I'm not sure. I had planned to do some things in town on Saturday (which I've just finished doing) and then go for a hike on Sunday. But it is too rainy to go where I wanted to and my husband wanted me to stay home. I thought that would be okay because then we could go to the movies together which we haven't done for years, but he's not happy about that at all. I don't understand why. So Sunday's looking a bit empty at the moment. I have some books to read and a jigsaw to do and some pictures to put in my comfort book. Oh, and the housework.
I think Tuesday will be harder (when I normally have a session). I was thinking of calling in to my T's office (it will be open with his receptionist and other T's) and sitting by his door and read/write/draw. Then I can slip all the junk I've written under his door instead of mailing it.
If you went to see your T and saw a client sitting on the floor outside another T's office door, would you think they were a fruitcake?

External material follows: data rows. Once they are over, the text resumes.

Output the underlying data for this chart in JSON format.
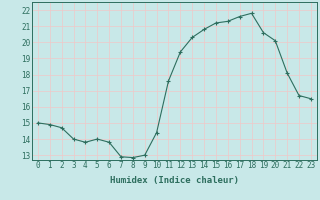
{
  "x": [
    0,
    1,
    2,
    3,
    4,
    5,
    6,
    7,
    8,
    9,
    10,
    11,
    12,
    13,
    14,
    15,
    16,
    17,
    18,
    19,
    20,
    21,
    22,
    23
  ],
  "y": [
    15.0,
    14.9,
    14.7,
    14.0,
    13.8,
    14.0,
    13.8,
    12.9,
    12.85,
    13.0,
    14.4,
    17.6,
    19.4,
    20.3,
    20.8,
    21.2,
    21.3,
    21.6,
    21.8,
    20.6,
    20.1,
    18.1,
    16.7,
    16.5
  ],
  "line_color": "#2d6e5e",
  "marker": "+",
  "marker_size": 3,
  "background_color": "#c8e8e8",
  "grid_color": "#f0c8c8",
  "xlabel": "Humidex (Indice chaleur)",
  "ylim": [
    12.7,
    22.5
  ],
  "xlim": [
    -0.5,
    23.5
  ],
  "yticks": [
    13,
    14,
    15,
    16,
    17,
    18,
    19,
    20,
    21,
    22
  ],
  "xticks": [
    0,
    1,
    2,
    3,
    4,
    5,
    6,
    7,
    8,
    9,
    10,
    11,
    12,
    13,
    14,
    15,
    16,
    17,
    18,
    19,
    20,
    21,
    22,
    23
  ],
  "label_fontsize": 6.5,
  "tick_fontsize": 5.5
}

Would you think they were bad or doing the "wrong thing"?
> I was thinking that if you don't want to keep your comfort book out, just keep a small symbol out that will remind you to go pull it out. Sometimes that works for me.Yeah, I don't understand yet why I can never help myself when I'm feeling very bad. I actually carry my journal and comfort book around with me everywhere. You'd think I'd remember to look at them. Maybe I should put something on my pillow or bedhead and on my computer screen at work and with my chocolates as an added reminder. I'll have to think about it.
Thank you for helping me through my T's holiday. It's really meant a lot to me.